- Born: January 6, 1962 (age 64) Turkey
- Education: Bedford Modern School and the University of Cambridge
- Occupation: Business executive
- Known for: Former Chief Executive of Circle Health Ltd

= Steve Melton (businessman) =

British business executive (born 1962)

Steven Melton (born 6 January 1962) is a British business executive who is CEO of Exemplar Healthcare, former managing director of MyDentist, and the former Chief Executive of Circle Health Ltd, the first private company to take over an NHS Hospital, namely Hinchingbrooke Hospital.

== Early life and education ==
Melton was born in Turkey on 6 January 1962 and educated at Bedford Modern School and the University of Cambridge.

== Career ==
Melton began his working life in the personal care division of Unilever. After 11 years he moved to Asda where he worked alongside Archie Norman at a critical juncture in the life of that company. Melton's peers at Asda included Justin King, Mike Coupe and Richard Baker.

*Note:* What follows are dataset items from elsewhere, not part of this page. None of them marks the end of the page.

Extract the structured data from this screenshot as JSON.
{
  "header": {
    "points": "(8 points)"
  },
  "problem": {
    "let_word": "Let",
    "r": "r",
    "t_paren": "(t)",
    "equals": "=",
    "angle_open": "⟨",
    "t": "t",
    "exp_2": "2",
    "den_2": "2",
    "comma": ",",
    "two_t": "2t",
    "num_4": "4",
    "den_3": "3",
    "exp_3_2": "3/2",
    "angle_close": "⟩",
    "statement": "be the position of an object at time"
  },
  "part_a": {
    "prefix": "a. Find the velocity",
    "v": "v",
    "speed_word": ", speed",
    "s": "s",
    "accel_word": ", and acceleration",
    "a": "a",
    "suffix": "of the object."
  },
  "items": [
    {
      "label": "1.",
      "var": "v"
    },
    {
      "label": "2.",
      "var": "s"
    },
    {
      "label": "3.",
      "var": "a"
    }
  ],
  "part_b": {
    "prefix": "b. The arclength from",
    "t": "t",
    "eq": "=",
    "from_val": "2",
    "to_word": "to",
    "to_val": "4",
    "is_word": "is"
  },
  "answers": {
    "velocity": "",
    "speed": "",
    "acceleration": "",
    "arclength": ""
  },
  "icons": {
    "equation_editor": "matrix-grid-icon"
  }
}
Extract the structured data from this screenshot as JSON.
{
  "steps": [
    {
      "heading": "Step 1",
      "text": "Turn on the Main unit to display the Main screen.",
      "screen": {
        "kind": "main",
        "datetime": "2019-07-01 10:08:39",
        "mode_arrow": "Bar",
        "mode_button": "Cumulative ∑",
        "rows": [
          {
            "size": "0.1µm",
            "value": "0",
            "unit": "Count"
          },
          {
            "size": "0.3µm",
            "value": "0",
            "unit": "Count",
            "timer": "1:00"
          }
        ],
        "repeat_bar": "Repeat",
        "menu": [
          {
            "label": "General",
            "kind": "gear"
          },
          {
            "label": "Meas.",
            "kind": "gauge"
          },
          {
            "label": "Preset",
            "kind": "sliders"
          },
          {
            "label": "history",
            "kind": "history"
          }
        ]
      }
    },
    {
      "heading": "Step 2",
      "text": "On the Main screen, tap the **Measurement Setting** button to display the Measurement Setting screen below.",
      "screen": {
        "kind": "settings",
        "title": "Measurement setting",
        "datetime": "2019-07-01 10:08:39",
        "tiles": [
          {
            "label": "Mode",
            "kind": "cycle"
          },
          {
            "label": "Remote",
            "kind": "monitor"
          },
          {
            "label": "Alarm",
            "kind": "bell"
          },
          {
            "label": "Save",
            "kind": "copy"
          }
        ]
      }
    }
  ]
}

Melton joined Circle Health Ltd in 2008 and became CEO after the departure of Ali Parsa. Being CEO of a private owner of a former NHS Hospital is arguably not without controversy and in an interview with The Sunday Times on 15 February 2015 Melton stated that his ‘job isn’t to be a ‘larger-than-life character. I’m not very fond of the media exposure I have had; it’s not my natural character’.